Current threats arise at home and abroad.
Combating them must therefore be thought of in a networked manner.
The national and European security architecture must therefore be built on this «, is the guiding principle of the paper.
Data retention required, National Security Council planned
The authors speak out clearly in favor of more powers in the digital space: »We need the source TKÜ
[telecommunications
surveillance
, ed.]
And we need online searches - both for hazard prevention and law enforcement.
And we need data retention, which in the fight against terrorists is often the decisive means to prevent attacks or to be able to arrest perpetrators. "

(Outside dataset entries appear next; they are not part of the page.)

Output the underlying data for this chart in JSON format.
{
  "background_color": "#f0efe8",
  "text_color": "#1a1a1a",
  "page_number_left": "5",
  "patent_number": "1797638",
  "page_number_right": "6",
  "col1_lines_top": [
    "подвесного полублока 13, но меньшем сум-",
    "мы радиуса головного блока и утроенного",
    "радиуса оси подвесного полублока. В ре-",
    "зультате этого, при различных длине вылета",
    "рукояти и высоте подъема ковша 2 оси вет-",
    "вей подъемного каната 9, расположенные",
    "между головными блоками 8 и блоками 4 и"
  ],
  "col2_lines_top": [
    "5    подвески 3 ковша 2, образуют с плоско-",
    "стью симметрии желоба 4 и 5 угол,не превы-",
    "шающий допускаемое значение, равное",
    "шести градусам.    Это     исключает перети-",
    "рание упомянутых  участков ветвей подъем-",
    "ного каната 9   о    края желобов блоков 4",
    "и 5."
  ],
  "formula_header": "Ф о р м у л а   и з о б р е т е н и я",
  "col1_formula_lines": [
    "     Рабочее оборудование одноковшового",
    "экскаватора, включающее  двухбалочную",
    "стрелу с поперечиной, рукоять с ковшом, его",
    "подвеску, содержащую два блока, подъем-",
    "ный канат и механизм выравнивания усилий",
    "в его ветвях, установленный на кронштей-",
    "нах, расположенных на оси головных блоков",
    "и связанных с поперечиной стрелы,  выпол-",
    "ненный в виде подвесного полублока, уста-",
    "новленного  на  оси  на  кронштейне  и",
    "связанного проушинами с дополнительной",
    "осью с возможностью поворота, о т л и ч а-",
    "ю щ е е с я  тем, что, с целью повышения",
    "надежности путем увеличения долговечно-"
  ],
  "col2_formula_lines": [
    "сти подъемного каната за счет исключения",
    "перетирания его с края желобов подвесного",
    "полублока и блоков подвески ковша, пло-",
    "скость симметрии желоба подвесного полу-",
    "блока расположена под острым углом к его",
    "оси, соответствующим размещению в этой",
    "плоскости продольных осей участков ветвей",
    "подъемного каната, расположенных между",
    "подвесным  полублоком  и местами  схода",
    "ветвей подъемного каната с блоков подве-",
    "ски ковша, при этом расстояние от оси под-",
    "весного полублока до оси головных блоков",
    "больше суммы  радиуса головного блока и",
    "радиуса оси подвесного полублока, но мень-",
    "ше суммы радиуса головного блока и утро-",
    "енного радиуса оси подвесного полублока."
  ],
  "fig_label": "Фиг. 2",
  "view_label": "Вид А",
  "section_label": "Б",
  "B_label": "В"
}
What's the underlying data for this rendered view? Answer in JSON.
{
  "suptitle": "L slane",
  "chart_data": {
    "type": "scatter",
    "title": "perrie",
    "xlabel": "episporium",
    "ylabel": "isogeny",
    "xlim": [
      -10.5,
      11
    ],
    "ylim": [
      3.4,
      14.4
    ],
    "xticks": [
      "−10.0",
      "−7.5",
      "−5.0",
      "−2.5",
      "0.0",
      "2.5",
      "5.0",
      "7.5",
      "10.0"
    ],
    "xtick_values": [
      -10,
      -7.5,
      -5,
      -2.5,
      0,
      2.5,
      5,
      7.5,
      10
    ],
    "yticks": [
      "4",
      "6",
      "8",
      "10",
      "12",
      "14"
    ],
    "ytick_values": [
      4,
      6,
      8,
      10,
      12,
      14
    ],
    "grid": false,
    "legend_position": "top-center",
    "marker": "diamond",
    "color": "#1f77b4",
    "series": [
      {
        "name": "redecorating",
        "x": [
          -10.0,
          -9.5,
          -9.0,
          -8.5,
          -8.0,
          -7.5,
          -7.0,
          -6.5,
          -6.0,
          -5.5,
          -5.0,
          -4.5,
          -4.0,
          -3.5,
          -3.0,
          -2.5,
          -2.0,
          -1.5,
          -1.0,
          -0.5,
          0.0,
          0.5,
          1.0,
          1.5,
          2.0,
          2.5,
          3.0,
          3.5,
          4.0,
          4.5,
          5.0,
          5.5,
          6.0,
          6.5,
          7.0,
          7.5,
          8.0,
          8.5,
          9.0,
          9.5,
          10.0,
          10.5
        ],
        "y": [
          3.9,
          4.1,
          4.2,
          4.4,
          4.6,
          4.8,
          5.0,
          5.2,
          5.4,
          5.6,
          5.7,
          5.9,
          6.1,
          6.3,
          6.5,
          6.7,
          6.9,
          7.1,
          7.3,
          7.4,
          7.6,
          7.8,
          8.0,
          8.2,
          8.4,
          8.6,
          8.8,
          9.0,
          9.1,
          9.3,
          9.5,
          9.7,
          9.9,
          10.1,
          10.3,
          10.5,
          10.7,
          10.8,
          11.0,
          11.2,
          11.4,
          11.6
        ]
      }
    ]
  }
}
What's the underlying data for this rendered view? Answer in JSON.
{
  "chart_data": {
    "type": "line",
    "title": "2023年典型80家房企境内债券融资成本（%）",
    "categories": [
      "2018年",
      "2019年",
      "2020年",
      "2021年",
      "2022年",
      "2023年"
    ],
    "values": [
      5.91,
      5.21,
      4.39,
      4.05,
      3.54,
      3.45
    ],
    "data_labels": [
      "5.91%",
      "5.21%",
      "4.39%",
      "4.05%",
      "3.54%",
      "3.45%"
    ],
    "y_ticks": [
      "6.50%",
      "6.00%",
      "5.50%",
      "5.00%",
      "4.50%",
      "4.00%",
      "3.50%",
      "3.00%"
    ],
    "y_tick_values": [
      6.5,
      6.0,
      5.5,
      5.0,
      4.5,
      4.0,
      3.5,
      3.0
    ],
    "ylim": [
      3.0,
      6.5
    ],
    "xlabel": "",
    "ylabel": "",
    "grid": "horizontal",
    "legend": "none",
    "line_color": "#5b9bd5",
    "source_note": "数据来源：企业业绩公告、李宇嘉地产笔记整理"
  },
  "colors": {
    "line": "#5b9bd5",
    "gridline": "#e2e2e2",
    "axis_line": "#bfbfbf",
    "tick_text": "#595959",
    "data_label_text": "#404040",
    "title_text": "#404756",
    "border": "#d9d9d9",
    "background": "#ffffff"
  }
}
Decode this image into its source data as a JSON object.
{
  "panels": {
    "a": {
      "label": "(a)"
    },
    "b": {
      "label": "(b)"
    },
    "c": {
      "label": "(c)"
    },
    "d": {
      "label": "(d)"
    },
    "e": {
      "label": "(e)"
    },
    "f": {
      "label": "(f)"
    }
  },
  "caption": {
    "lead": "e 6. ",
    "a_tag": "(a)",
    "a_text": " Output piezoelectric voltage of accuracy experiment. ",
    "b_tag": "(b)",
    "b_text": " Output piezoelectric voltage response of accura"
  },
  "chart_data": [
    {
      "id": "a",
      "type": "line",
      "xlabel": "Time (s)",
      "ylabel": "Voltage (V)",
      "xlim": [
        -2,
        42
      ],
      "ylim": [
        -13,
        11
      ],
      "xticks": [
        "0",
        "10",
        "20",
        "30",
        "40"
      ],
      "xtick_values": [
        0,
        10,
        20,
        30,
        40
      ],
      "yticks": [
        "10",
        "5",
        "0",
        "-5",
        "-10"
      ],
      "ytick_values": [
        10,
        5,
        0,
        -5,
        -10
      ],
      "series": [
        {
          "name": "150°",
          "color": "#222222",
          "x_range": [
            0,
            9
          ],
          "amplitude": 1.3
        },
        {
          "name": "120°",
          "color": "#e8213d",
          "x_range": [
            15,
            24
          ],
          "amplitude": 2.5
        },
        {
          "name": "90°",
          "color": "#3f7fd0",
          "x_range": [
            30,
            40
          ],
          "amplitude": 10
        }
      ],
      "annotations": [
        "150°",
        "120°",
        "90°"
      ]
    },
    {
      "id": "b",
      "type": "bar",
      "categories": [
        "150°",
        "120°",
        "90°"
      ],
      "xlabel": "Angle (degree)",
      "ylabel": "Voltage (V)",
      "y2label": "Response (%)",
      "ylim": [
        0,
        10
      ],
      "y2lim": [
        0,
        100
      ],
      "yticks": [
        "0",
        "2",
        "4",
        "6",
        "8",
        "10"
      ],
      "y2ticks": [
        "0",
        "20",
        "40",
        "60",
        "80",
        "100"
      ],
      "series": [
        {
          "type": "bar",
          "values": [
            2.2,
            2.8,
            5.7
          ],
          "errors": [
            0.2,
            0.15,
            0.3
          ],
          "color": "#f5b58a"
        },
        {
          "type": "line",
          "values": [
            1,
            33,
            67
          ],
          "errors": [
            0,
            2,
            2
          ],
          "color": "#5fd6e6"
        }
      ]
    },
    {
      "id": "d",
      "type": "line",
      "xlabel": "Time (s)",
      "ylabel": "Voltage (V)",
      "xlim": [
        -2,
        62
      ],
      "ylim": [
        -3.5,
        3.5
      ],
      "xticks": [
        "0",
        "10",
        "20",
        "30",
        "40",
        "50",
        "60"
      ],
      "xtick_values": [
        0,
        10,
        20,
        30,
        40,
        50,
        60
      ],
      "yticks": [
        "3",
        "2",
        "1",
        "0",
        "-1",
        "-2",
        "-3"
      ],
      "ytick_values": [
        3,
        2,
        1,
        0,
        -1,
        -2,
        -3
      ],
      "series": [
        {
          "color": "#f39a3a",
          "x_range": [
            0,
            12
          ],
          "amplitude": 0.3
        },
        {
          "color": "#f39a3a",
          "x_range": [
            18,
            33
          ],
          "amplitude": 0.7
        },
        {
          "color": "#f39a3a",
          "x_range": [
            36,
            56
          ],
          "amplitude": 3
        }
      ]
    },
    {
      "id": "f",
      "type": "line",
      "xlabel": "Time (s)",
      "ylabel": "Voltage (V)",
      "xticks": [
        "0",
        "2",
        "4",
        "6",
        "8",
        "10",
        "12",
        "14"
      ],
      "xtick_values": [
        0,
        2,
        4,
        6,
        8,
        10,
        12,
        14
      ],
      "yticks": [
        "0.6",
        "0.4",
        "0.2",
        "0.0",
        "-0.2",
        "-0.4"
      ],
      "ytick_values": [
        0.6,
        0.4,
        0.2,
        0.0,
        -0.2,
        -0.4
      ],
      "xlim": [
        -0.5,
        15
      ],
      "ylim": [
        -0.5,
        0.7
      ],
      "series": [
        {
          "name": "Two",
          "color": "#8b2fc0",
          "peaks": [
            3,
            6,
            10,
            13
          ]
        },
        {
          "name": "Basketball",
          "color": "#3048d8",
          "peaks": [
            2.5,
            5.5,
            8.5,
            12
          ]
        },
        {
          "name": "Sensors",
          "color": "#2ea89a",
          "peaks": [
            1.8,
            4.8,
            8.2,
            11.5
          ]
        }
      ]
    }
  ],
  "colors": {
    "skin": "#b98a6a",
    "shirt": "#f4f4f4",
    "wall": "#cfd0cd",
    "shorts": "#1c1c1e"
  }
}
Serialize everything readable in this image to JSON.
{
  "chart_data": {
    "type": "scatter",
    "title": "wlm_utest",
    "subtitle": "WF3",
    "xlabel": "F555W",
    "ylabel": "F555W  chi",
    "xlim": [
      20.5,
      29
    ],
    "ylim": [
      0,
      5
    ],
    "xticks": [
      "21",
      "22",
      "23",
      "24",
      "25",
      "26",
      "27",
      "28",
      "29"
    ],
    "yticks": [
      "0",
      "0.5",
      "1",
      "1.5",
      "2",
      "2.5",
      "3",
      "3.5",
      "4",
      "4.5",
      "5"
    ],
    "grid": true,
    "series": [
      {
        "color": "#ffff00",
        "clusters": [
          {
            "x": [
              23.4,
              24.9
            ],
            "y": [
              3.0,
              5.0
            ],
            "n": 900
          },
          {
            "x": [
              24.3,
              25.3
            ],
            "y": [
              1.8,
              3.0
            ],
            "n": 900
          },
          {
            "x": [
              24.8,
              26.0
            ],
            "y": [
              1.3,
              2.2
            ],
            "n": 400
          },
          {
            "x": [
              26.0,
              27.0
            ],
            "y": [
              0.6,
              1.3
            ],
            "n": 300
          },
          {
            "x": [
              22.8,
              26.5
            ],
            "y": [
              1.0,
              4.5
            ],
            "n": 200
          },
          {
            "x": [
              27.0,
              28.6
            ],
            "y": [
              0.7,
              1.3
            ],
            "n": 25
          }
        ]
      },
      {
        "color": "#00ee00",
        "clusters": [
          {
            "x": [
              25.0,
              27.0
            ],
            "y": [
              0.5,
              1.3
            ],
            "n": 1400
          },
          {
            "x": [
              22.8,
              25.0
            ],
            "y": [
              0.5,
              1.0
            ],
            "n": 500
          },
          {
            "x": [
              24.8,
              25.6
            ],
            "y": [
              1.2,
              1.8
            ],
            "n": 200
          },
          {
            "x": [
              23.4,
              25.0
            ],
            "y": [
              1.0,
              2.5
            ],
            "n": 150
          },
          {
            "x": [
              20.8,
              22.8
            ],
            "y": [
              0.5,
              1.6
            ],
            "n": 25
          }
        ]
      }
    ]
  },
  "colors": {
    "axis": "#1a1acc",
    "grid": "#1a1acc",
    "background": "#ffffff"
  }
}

The concept also provides for the establishment of a National Security Council, which should be anchored in the Chancellery.
It was not only Laschet who had made the suggestion in the past few weeks.
The FDP promoted this last year.
Even the Greens are open to a discussion about expanding the existing Federal Security Council.
The proposal to turn the European police authority Europol into a kind of European FBI can now also be found in the Union paper.
It has been around for years.
If it were implemented, Europol would have significantly more competencies and resources.
The Bund Deutscher Kriminalbeamter (BDK) had spoken out in favor of the idea in the past.
Some politicians also supported them, such as the Interior Minister of Lower Saxony, Boris Pistorius (SPD).
The interior ministries in the federal states led by the CDU have so far been rather reserved about the proposal.
The experts from the CDU and CSU also call for the Bundeswehr to be deployed “in an emergency” to “protect people in Germany”.
According to the paper, it must be possible to use the specific capabilities of the Bundeswehr internally in particularly dangerous situations.
"Under the direction of the police and within the framework of established boundaries."
In order to strengthen the defense against cyber attacks, the authors propose that the Federal Office for Information Security be expanded into a central office for questions of information and cyber security.
Alongside the Federal Office for the Protection of the Constitution and the Federal Criminal Police Office, it will form a strong third pillar of our cyber security architecture in Germany.
"In the past, security policy in Germany was often very fragmented and carried out in small parts," Peter Neumann told SPIEGEL.
"We want to develop a strategic approach - as it should be for a modern, serious, adult country."